Between Feb. 24 and Oct. 31, 285 felony and misdemeanor cases were dismissed, including:

*139 cases prosecuted by the A/B Unit, which deals with felonies, including property crimes and human trafficking offenses;
*43 cases prosecuted by Unit C, which deals with major felonies, including vehicular assaults and gang-related offenses;
*11 cases prosecuted by Unit D, which tackles felony assault cases;
*Five cases (two assaults, one strangulation, one criminal mischief, and one coercion) prosecuted by the DV Unit, which deals with domestic violence cases;
*One Multi-Disciplinary Team unit child abuse case; and
*Six District Court Trial cases, dealing with misdemeanors that accompanied felonies as lesser charges.
*80 of the property crime charges dismissed due to a lack of counsel were car thefts.

*Nine assaults, six robberies, three hit-and-run felonies, and other personal crimes will go unpunished.

*Two individuals who failed to register as sex offenders were also let off.

Stressing the system
11 days after being elected district attorney with the help of the scandal-plagued radical Shaun King, Schmidt made a name for himself by refusing to prosecute BLM rioters.

Courthouse News reported that the leftist D.A. refrained from “pursuing charges of disorderly conduct, interfering with a police officer, criminal trespass and most charges of rioting.”

Schmidt had claimed that holding rioters to account would “undermine public safety, not promote it.”

By Oct. 5, 2020, Schmidt’s office had dropped charges in nearly 90% of the riot-related cases, reported KOIN.

Multnomah County has reportedly been facing the fallout of that soft-on-crime approach ever since.
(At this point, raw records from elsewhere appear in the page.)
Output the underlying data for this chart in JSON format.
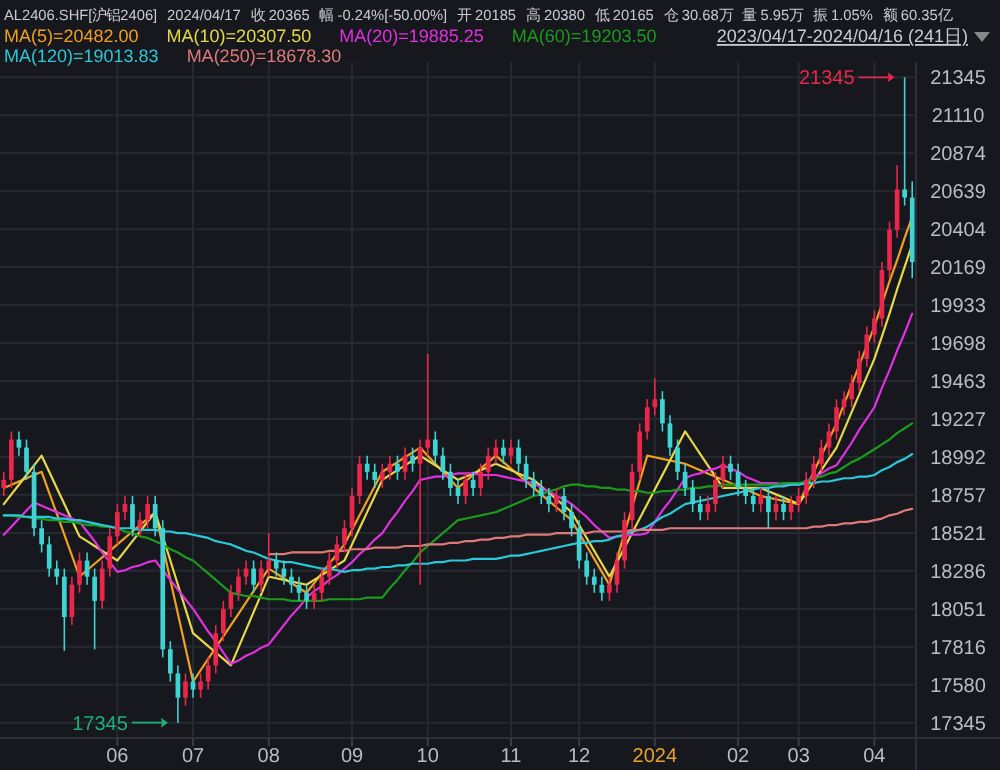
{
  "chart_data": {
    "type": "candlestick",
    "title": "AL2406.SHF[沪铝2406]",
    "subtitle": "2024/04/17",
    "annotations": [
      "收 20365",
      "幅 -0.24%[-50.00%]",
      "开 20185",
      "高 20380",
      "低 20165",
      "仓 30.68万",
      "量 5.95万",
      "振 1.05%",
      "额 60.35亿",
      "2023/04/17-2024/04/16 (241日)",
      "21345",
      "17345"
    ],
    "categories": [
      null,
      null,
      null,
      null,
      null,
      null,
      null,
      null,
      null,
      null,
      null,
      null,
      null,
      null,
      null,
      "06",
      null,
      null,
      null,
      null,
      null,
      null,
      null,
      null,
      null,
      "07",
      null,
      null,
      null,
      null,
      null,
      null,
      null,
      null,
      null,
      "08",
      null,
      null,
      null,
      null,
      null,
      null,
      null,
      null,
      null,
      null,
      "09",
      null,
      null,
      null,
      null,
      null,
      null,
      null,
      null,
      null,
      "10",
      null,
      null,
      null,
      null,
      null,
      null,
      null,
      null,
      null,
      null,
      "11",
      null,
      null,
      null,
      null,
      null,
      null,
      null,
      null,
      "12",
      null,
      null,
      null,
      null,
      null,
      null,
      null,
      null,
      null,
      "2024",
      null,
      null,
      null,
      null,
      null,
      null,
      null,
      null,
      null,
      null,
      "02",
      null,
      null,
      null,
      null,
      null,
      null,
      null,
      "03",
      null,
      null,
      null,
      null,
      null,
      null,
      null,
      null,
      null,
      "04",
      null,
      null,
      null,
      null,
      null
    ],
    "ohlc": [
      [
        18800,
        18900,
        18750,
        18850
      ],
      [
        18850,
        19150,
        18800,
        19100
      ],
      [
        19100,
        19150,
        19000,
        19050
      ],
      [
        19050,
        19100,
        18850,
        18900
      ],
      [
        18900,
        18950,
        18500,
        18550
      ],
      [
        18550,
        18600,
        18400,
        18450
      ],
      [
        18450,
        18500,
        18250,
        18300
      ],
      [
        18300,
        18350,
        18200,
        18250
      ],
      [
        18250,
        18300,
        17790,
        18000
      ],
      [
        18000,
        18250,
        17950,
        18200
      ],
      [
        18200,
        18400,
        18150,
        18350
      ],
      [
        18350,
        18400,
        18200,
        18250
      ],
      [
        18250,
        18300,
        17800,
        18100
      ],
      [
        18100,
        18350,
        18050,
        18300
      ],
      [
        18300,
        18550,
        18250,
        18500
      ],
      [
        18500,
        18700,
        18450,
        18650
      ],
      [
        18650,
        18750,
        18600,
        18700
      ],
      [
        18700,
        18750,
        18500,
        18550
      ],
      [
        18550,
        18650,
        18500,
        18600
      ],
      [
        18600,
        18750,
        18550,
        18700
      ],
      [
        18700,
        18750,
        18500,
        18550
      ],
      [
        18550,
        18600,
        17750,
        17800
      ],
      [
        17800,
        17850,
        17600,
        17650
      ],
      [
        17650,
        17700,
        17345,
        17500
      ],
      [
        17500,
        17650,
        17450,
        17600
      ],
      [
        17600,
        17650,
        17500,
        17550
      ],
      [
        17550,
        17650,
        17500,
        17600
      ],
      [
        17600,
        17750,
        17550,
        17700
      ],
      [
        17700,
        17950,
        17650,
        17900
      ],
      [
        17900,
        18100,
        17850,
        18050
      ],
      [
        18050,
        18200,
        18000,
        18150
      ],
      [
        18150,
        18300,
        18100,
        18250
      ],
      [
        18250,
        18350,
        18200,
        18300
      ],
      [
        18300,
        18350,
        18150,
        18200
      ],
      [
        18200,
        18350,
        18150,
        18300
      ],
      [
        18300,
        18520,
        18250,
        18350
      ],
      [
        18350,
        18400,
        18250,
        18300
      ],
      [
        18300,
        18350,
        18200,
        18250
      ],
      [
        18250,
        18300,
        18150,
        18200
      ],
      [
        18200,
        18250,
        18100,
        18150
      ],
      [
        18150,
        18200,
        18050,
        18100
      ],
      [
        18100,
        18200,
        18050,
        18150
      ],
      [
        18150,
        18300,
        18100,
        18250
      ],
      [
        18250,
        18400,
        18200,
        18350
      ],
      [
        18350,
        18500,
        18300,
        18450
      ],
      [
        18450,
        18600,
        18400,
        18550
      ],
      [
        18550,
        18800,
        18500,
        18750
      ],
      [
        18750,
        19000,
        18700,
        18950
      ],
      [
        18950,
        19000,
        18850,
        18900
      ],
      [
        18900,
        18950,
        18800,
        18850
      ],
      [
        18850,
        18950,
        18800,
        18900
      ],
      [
        18900,
        19000,
        18850,
        18950
      ],
      [
        18950,
        19000,
        18850,
        18900
      ],
      [
        18900,
        19050,
        18850,
        19000
      ],
      [
        19000,
        19050,
        18900,
        18950
      ],
      [
        18950,
        19100,
        18200,
        19050
      ],
      [
        19050,
        19630,
        19000,
        19100
      ],
      [
        19100,
        19150,
        18950,
        19000
      ],
      [
        19000,
        19050,
        18850,
        18900
      ],
      [
        18900,
        18950,
        18750,
        18800
      ],
      [
        18800,
        18850,
        18700,
        18750
      ],
      [
        18750,
        18900,
        18700,
        18850
      ],
      [
        18850,
        18900,
        18750,
        18800
      ],
      [
        18800,
        18950,
        18750,
        18900
      ],
      [
        18900,
        19050,
        18850,
        19000
      ],
      [
        19000,
        19100,
        18950,
        19050
      ],
      [
        19050,
        19100,
        18950,
        19000
      ],
      [
        19000,
        19100,
        18950,
        19050
      ],
      [
        19050,
        19100,
        18900,
        18950
      ],
      [
        18950,
        19000,
        18800,
        18850
      ],
      [
        18850,
        18900,
        18750,
        18800
      ],
      [
        18800,
        18850,
        18700,
        18750
      ],
      [
        18750,
        18800,
        18650,
        18700
      ],
      [
        18700,
        18800,
        18650,
        18750
      ],
      [
        18750,
        18800,
        18600,
        18650
      ],
      [
        18650,
        18700,
        18500,
        18550
      ],
      [
        18550,
        18600,
        18300,
        18350
      ],
      [
        18350,
        18400,
        18200,
        18250
      ],
      [
        18250,
        18300,
        18150,
        18200
      ],
      [
        18200,
        18250,
        18100,
        18150
      ],
      [
        18150,
        18250,
        18100,
        18200
      ],
      [
        18200,
        18400,
        18150,
        18350
      ],
      [
        18350,
        18650,
        18300,
        18600
      ],
      [
        18600,
        18950,
        18550,
        18900
      ],
      [
        18900,
        19200,
        18850,
        19150
      ],
      [
        19150,
        19350,
        19100,
        19300
      ],
      [
        19300,
        19480,
        19250,
        19350
      ],
      [
        19350,
        19400,
        19150,
        19200
      ],
      [
        19200,
        19250,
        19000,
        19050
      ],
      [
        19050,
        19100,
        18850,
        18900
      ],
      [
        18900,
        18950,
        18750,
        18800
      ],
      [
        18800,
        18850,
        18650,
        18700
      ],
      [
        18700,
        18750,
        18600,
        18650
      ],
      [
        18650,
        18750,
        18600,
        18700
      ],
      [
        18700,
        18900,
        18650,
        18850
      ],
      [
        18850,
        19000,
        18800,
        18950
      ],
      [
        18950,
        19000,
        18850,
        18900
      ],
      [
        18900,
        18950,
        18750,
        18800
      ],
      [
        18800,
        18850,
        18700,
        18750
      ],
      [
        18750,
        18800,
        18650,
        18700
      ],
      [
        18700,
        18800,
        18650,
        18750
      ],
      [
        18750,
        18800,
        18550,
        18650
      ],
      [
        18650,
        18750,
        18600,
        18700
      ],
      [
        18700,
        18750,
        18600,
        18650
      ],
      [
        18650,
        18750,
        18600,
        18700
      ],
      [
        18700,
        18800,
        18650,
        18750
      ],
      [
        18750,
        18900,
        18700,
        18850
      ],
      [
        18850,
        19000,
        18800,
        18950
      ],
      [
        18950,
        19100,
        18900,
        19050
      ],
      [
        19050,
        19200,
        19000,
        19150
      ],
      [
        19150,
        19350,
        19100,
        19300
      ],
      [
        19300,
        19400,
        19250,
        19350
      ],
      [
        19350,
        19500,
        19300,
        19450
      ],
      [
        19450,
        19650,
        19400,
        19600
      ],
      [
        19600,
        19800,
        19550,
        19750
      ],
      [
        19750,
        19900,
        19700,
        19850
      ],
      [
        19850,
        20200,
        19800,
        20150
      ],
      [
        20150,
        20450,
        20100,
        20400
      ],
      [
        20400,
        20800,
        20350,
        20650
      ],
      [
        20650,
        21345,
        20550,
        20600
      ],
      [
        20600,
        20700,
        20100,
        20200
      ]
    ],
    "colors": [
      "#e8274b",
      "#e8274b",
      "#3fd3d3",
      "#3fd3d3",
      "#3fd3d3",
      "#3fd3d3",
      "#3fd3d3",
      "#3fd3d3",
      "#3fd3d3",
      "#e8274b",
      "#e8274b",
      "#3fd3d3",
      "#3fd3d3",
      "#e8274b",
      "#e8274b",
      "#e8274b",
      "#e8274b",
      "#3fd3d3",
      "#e8274b",
      "#e8274b",
      "#3fd3d3",
      "#3fd3d3",
      "#3fd3d3",
      "#3fd3d3",
      "#e8274b",
      "#3fd3d3",
      "#e8274b",
      "#e8274b",
      "#e8274b",
      "#e8274b",
      "#e8274b",
      "#e8274b",
      "#e8274b",
      "#3fd3d3",
      "#e8274b",
      "#e8274b",
      "#3fd3d3",
      "#3fd3d3",
      "#3fd3d3",
      "#3fd3d3",
      "#3fd3d3",
      "#e8274b",
      "#e8274b",
      "#e8274b",
      "#e8274b",
      "#e8274b",
      "#e8274b",
      "#e8274b",
      "#3fd3d3",
      "#3fd3d3",
      "#e8274b",
      "#e8274b",
      "#3fd3d3",
      "#e8274b",
      "#3fd3d3",
      "#e8274b",
      "#e8274b",
      "#3fd3d3",
      "#3fd3d3",
      "#3fd3d3",
      "#3fd3d3",
      "#e8274b",
      "#3fd3d3",
      "#e8274b",
      "#e8274b",
      "#e8274b",
      "#3fd3d3",
      "#e8274b",
      "#3fd3d3",
      "#3fd3d3",
      "#3fd3d3",
      "#3fd3d3",
      "#3fd3d3",
      "#e8274b",
      "#3fd3d3",
      "#3fd3d3",
      "#3fd3d3",
      "#3fd3d3",
      "#3fd3d3",
      "#3fd3d3",
      "#e8274b",
      "#e8274b",
      "#e8274b",
      "#e8274b",
      "#e8274b",
      "#e8274b",
      "#e8274b",
      "#3fd3d3",
      "#3fd3d3",
      "#3fd3d3",
      "#3fd3d3",
      "#3fd3d3",
      "#3fd3d3",
      "#e8274b",
      "#e8274b",
      "#e8274b",
      "#3fd3d3",
      "#3fd3d3",
      "#3fd3d3",
      "#3fd3d3",
      "#e8274b",
      "#3fd3d3",
      "#e8274b",
      "#3fd3d3",
      "#e8274b",
      "#e8274b",
      "#e8274b",
      "#e8274b",
      "#e8274b",
      "#e8274b",
      "#e8274b",
      "#e8274b",
      "#e8274b",
      "#e8274b",
      "#e8274b",
      "#e8274b",
      "#e8274b",
      "#e8274b",
      "#e8274b",
      "#3fd3d3",
      "#3fd3d3"
    ],
    "series": [
      {
        "name": "MA(5)=20482.00",
        "type": "line",
        "color": "#f0a020",
        "values": [
          18800,
          18820,
          18840,
          18860,
          18880,
          18900,
          18770,
          18640,
          18510,
          18380,
          18250,
          18290,
          18330,
          18370,
          18410,
          18450,
          18490,
          18530,
          18570,
          18610,
          18650,
          18440,
          18230,
          18020,
          17810,
          17600,
          17670,
          17740,
          17810,
          17880,
          17950,
          18020,
          18090,
          18160,
          18230,
          18300,
          18270,
          18240,
          18210,
          18180,
          18150,
          18210,
          18270,
          18330,
          18390,
          18450,
          18540,
          18630,
          18720,
          18810,
          18900,
          18930,
          18960,
          18990,
          19020,
          19050,
          19000,
          18950,
          18900,
          18850,
          18800,
          18840,
          18880,
          18920,
          18960,
          19000,
          18960,
          18920,
          18880,
          18840,
          18800,
          18760,
          18720,
          18680,
          18640,
          18600,
          18520,
          18440,
          18360,
          18280,
          18200,
          18360,
          18520,
          18680,
          18840,
          19000,
          18990,
          18980,
          18970,
          18960,
          18950,
          18930,
          18910,
          18890,
          18870,
          18850,
          18830,
          18810,
          18790,
          18770,
          18750,
          18740,
          18730,
          18720,
          18710,
          18700,
          18800,
          18900,
          19000,
          19100,
          19200,
          19320,
          19440,
          19560,
          19680,
          19800,
          19940,
          20080,
          20210,
          20350,
          20480
        ]
      },
      {
        "name": "MA(10)=20307.50",
        "type": "line",
        "color": "#e6d84a",
        "values": [
          18700,
          18760,
          18820,
          18880,
          18940,
          19000,
          18900,
          18800,
          18700,
          18600,
          18500,
          18470,
          18440,
          18410,
          18380,
          18350,
          18410,
          18470,
          18530,
          18590,
          18650,
          18500,
          18350,
          18200,
          18050,
          17900,
          17860,
          17820,
          17780,
          17740,
          17700,
          17810,
          17920,
          18030,
          18140,
          18250,
          18240,
          18230,
          18220,
          18210,
          18200,
          18230,
          18260,
          18290,
          18320,
          18350,
          18450,
          18550,
          18650,
          18750,
          18850,
          18880,
          18910,
          18940,
          18970,
          19000,
          18970,
          18940,
          18910,
          18880,
          18850,
          18870,
          18890,
          18910,
          18930,
          18950,
          18930,
          18910,
          18890,
          18870,
          18850,
          18810,
          18770,
          18730,
          18690,
          18650,
          18570,
          18490,
          18410,
          18330,
          18250,
          18340,
          18430,
          18520,
          18610,
          18700,
          18790,
          18880,
          18970,
          19060,
          19150,
          19080,
          19010,
          18940,
          18870,
          18800,
          18800,
          18800,
          18800,
          18800,
          18800,
          18780,
          18760,
          18740,
          18720,
          18700,
          18770,
          18840,
          18910,
          18980,
          19050,
          19160,
          19270,
          19380,
          19490,
          19600,
          19740,
          19880,
          20030,
          20170,
          20310
        ]
      },
      {
        "name": "MA(20)=19885.25",
        "type": "line",
        "color": "#e030e0",
        "values": [
          18510,
          18560,
          18610,
          18660,
          18710,
          18690,
          18670,
          18650,
          18630,
          18610,
          18590,
          18530,
          18470,
          18400,
          18340,
          18280,
          18290,
          18310,
          18320,
          18340,
          18350,
          18290,
          18230,
          18170,
          18110,
          18050,
          17980,
          17910,
          17850,
          17780,
          17710,
          17730,
          17760,
          17780,
          17810,
          17830,
          17890,
          17950,
          18010,
          18060,
          18120,
          18160,
          18190,
          18230,
          18260,
          18300,
          18340,
          18390,
          18430,
          18480,
          18520,
          18590,
          18650,
          18720,
          18780,
          18850,
          18860,
          18870,
          18870,
          18880,
          18890,
          18890,
          18890,
          18880,
          18880,
          18880,
          18870,
          18860,
          18850,
          18840,
          18830,
          18800,
          18780,
          18750,
          18730,
          18700,
          18660,
          18620,
          18570,
          18530,
          18490,
          18500,
          18500,
          18510,
          18510,
          18520,
          18590,
          18660,
          18720,
          18790,
          18860,
          18880,
          18890,
          18910,
          18920,
          18940,
          18920,
          18900,
          18870,
          18850,
          18830,
          18830,
          18830,
          18820,
          18820,
          18820,
          18840,
          18870,
          18890,
          18920,
          18940,
          19010,
          19080,
          19160,
          19230,
          19300,
          19420,
          19530,
          19650,
          19760,
          19880
        ]
      },
      {
        "name": "MA(60)=19203.50",
        "type": "line",
        "color": "#1c9a1c",
        "values": [
          18630,
          18630,
          18620,
          18620,
          18610,
          18610,
          18600,
          18600,
          18590,
          18590,
          18580,
          18570,
          18570,
          18560,
          18560,
          18550,
          18530,
          18520,
          18500,
          18490,
          18470,
          18450,
          18420,
          18400,
          18370,
          18350,
          18310,
          18270,
          18230,
          18190,
          18150,
          18140,
          18130,
          18130,
          18120,
          18110,
          18110,
          18110,
          18100,
          18100,
          18100,
          18100,
          18100,
          18110,
          18110,
          18110,
          18110,
          18110,
          18120,
          18120,
          18120,
          18180,
          18230,
          18290,
          18340,
          18400,
          18440,
          18480,
          18520,
          18560,
          18600,
          18610,
          18620,
          18630,
          18640,
          18650,
          18670,
          18690,
          18710,
          18730,
          18750,
          18760,
          18780,
          18790,
          18810,
          18820,
          18820,
          18810,
          18810,
          18800,
          18800,
          18790,
          18790,
          18780,
          18780,
          18770,
          18770,
          18780,
          18780,
          18790,
          18790,
          18800,
          18800,
          18810,
          18810,
          18820,
          18820,
          18820,
          18820,
          18820,
          18820,
          18820,
          18820,
          18830,
          18830,
          18830,
          18840,
          18860,
          18870,
          18890,
          18900,
          18930,
          18960,
          18980,
          19010,
          19040,
          19070,
          19100,
          19140,
          19170,
          19200
        ]
      },
      {
        "name": "MA(120)=19013.83",
        "type": "line",
        "color": "#2ac8d8",
        "values": [
          18630,
          18630,
          18630,
          18620,
          18620,
          18620,
          18620,
          18610,
          18610,
          18600,
          18600,
          18590,
          18580,
          18570,
          18560,
          18550,
          18550,
          18550,
          18540,
          18540,
          18540,
          18530,
          18530,
          18520,
          18520,
          18510,
          18500,
          18490,
          18470,
          18460,
          18450,
          18430,
          18410,
          18400,
          18380,
          18360,
          18350,
          18340,
          18340,
          18330,
          18320,
          18310,
          18300,
          18300,
          18290,
          18280,
          18290,
          18290,
          18300,
          18300,
          18310,
          18310,
          18320,
          18320,
          18330,
          18330,
          18330,
          18340,
          18340,
          18350,
          18350,
          18350,
          18360,
          18360,
          18360,
          18360,
          18370,
          18380,
          18380,
          18390,
          18400,
          18410,
          18420,
          18430,
          18440,
          18450,
          18460,
          18460,
          18470,
          18470,
          18480,
          18500,
          18510,
          18530,
          18540,
          18560,
          18590,
          18620,
          18640,
          18670,
          18700,
          18710,
          18720,
          18730,
          18740,
          18750,
          18760,
          18770,
          18780,
          18790,
          18800,
          18800,
          18810,
          18810,
          18820,
          18820,
          18830,
          18830,
          18840,
          18840,
          18850,
          18860,
          18860,
          18870,
          18870,
          18880,
          18910,
          18930,
          18960,
          18980,
          19010
        ]
      },
      {
        "name": "MA(250)=18678.30",
        "type": "line",
        "color": "#e07a7a",
        "values": [
          null,
          null,
          null,
          null,
          null,
          null,
          null,
          null,
          null,
          null,
          null,
          null,
          null,
          null,
          null,
          null,
          null,
          null,
          null,
          null,
          null,
          null,
          null,
          null,
          null,
          null,
          null,
          null,
          null,
          null,
          null,
          null,
          null,
          null,
          null,
          18390,
          18390,
          18390,
          18400,
          18400,
          18400,
          18400,
          18400,
          18410,
          18410,
          18410,
          18420,
          18420,
          18420,
          18430,
          18430,
          18430,
          18430,
          18440,
          18440,
          18440,
          18450,
          18450,
          18450,
          18460,
          18460,
          18470,
          18470,
          18480,
          18480,
          18490,
          18490,
          18500,
          18500,
          18510,
          18510,
          18510,
          18510,
          18520,
          18520,
          18520,
          18520,
          18520,
          18530,
          18530,
          18530,
          18530,
          18530,
          18540,
          18540,
          18540,
          18540,
          18540,
          18550,
          18550,
          18550,
          18550,
          18550,
          18550,
          18550,
          18550,
          18550,
          18550,
          18550,
          18550,
          18550,
          18550,
          18550,
          18550,
          18550,
          18550,
          18550,
          18560,
          18560,
          18570,
          18570,
          18580,
          18580,
          18590,
          18590,
          18600,
          18610,
          18630,
          18640,
          18660,
          18670
        ]
      }
    ],
    "ylim": [
      17250,
      21440
    ],
    "yticks": [
      17345,
      17580,
      17816,
      18051,
      18286,
      18521,
      18757,
      18992,
      19227,
      19463,
      19698,
      19933,
      20169,
      20404,
      20639,
      20874,
      21110,
      21345
    ],
    "grid": true,
    "legend": "top left"
  }
}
It doesn’t help that Schmidt hasn’t changed his ways.

Fox News reported in September that the Portland Police Bureau, financially gutted by the city council and suffering staff shortages since the BLM riots, has struggled to keep up with the rising crime under Portland Mayor Ted Wheeler’s watch.

Last year, there were 90 homicides in Portland, 24 more than the previous record set in 1987.

Portland scores a three on Neighborhood Scout’s crime index, where 100 is safest. The chances of becoming a victim of a violent crime are one in 187. In the Democrat-controlled state of Oregon, the odds are one in 342.

Things fall apart
Whereas in past years Schmidt elected not to prosecute various crimes, he now suggests the decision is out of his hands, with the “complex chain” strained by rising crime, understaffed police, and an insufficient number of public defenders.

In a March 27 opinion piece in the Oregonian, Schmidt wrote, “Defense attorneys, prosecutors, judges and law enforcement officers are all links in the complex chain that is the criminal justice system. At every link in that chain, there are obvious signs of extreme stress, rapidly nearing the point of breakage.”

Schmidt suggested that attorneys were bailing out of his office as a result of “the weight of crushing workloads driven by the pandemic, where case counts have increased by as much as 300%.”

The district attorney also claimed that case counts were up despite police — whose confidence in Schmidt has been low — allegedly only referring a small percent of crimes to his office.

The inability to try and convict criminals “sends a message to crime victims in our community that justice is unavailable and their harm will go unaddressed,” said Schmidt.

Schmidt added, “It also sends a message to individuals who have committed a crime that there is no accountability while burning through scarce police and prosecutor resources. Every day that this crisis persists presents an urgent and continuing threat to public safety.”

Instead of a solution, Schmidt offered transparency, saying his “office will publish every case dismissed or set over as a result of this crisis weekly until it is resolved.”

Accordingly, the public will know the nature of the alleged crimes that will go unpunished in their county.